Consider the effect of the coefficient \(\beta_1\). Let \(y^{(0)} =\beta_0+\beta_1x_{1} + \cdots +\beta_px_{p}\), and also let \(y^{(1)} =\beta_0+\beta_1(x_{1}+1) + \cdots +\beta_px_{p}\). Since everything else cancels out, the difference between \(y^{(1)}\) and \(y^{(0)}\) is simply \[ y^{(1)} - y^{(0)} = \beta_1(x_{1}+1) - \beta_1x_{1} = \beta_1 \]
As we can see, \(\beta_1\) represents the change in the response variable when the variable \(x_1\) is increased by one unit, and keeping all other variables fixed. A positive value for the coefficient imparts a change in the positive direction in the response, and vice versa.
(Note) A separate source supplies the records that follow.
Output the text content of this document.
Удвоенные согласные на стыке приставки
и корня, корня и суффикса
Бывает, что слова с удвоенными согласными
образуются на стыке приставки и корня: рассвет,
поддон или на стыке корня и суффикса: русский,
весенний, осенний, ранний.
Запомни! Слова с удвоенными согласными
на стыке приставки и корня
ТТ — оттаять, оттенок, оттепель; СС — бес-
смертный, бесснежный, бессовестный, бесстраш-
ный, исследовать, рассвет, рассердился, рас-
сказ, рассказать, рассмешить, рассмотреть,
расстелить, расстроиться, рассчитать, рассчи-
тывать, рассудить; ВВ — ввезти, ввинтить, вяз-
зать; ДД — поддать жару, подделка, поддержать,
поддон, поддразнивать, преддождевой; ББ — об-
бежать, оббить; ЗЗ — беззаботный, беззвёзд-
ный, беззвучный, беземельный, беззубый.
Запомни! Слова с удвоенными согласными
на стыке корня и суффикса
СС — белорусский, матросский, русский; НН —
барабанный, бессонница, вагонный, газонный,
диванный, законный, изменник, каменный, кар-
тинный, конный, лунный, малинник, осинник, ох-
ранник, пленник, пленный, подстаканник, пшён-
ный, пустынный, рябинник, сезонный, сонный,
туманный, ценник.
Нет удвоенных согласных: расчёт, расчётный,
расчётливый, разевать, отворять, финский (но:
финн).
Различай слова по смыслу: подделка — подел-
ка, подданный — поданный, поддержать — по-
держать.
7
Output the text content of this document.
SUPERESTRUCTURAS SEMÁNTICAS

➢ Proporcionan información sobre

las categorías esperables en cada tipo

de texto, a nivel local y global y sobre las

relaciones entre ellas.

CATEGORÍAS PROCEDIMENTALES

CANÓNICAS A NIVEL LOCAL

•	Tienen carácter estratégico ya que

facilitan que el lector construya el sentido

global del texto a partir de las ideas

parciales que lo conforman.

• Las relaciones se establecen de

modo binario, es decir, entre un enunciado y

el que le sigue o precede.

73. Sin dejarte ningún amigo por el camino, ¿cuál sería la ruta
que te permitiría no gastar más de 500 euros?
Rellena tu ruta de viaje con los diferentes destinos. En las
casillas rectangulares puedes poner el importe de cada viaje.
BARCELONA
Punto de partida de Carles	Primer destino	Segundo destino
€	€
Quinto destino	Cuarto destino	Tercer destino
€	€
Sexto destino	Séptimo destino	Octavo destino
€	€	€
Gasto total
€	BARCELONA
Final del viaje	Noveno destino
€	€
Of course, the logic is the same for all of the other variables \(j=2,3,\dots,p\).
Recall that the standard deviation for each \(\hat\beta_j\) (from the normal distribution in property 2) is given by \[ \text{SD}(\hat\beta_j) = \sqrt{\sigma^2 v_{jj}} \] where \(v_jj\) is the \((j+1,j+1)\)th element of the matrix \((\mathbf X^\top\mathbf X)^{-1}\). Notice that we do not know the true value of \(\sigma\) and therefore, the standard deviation of the coefficients as well.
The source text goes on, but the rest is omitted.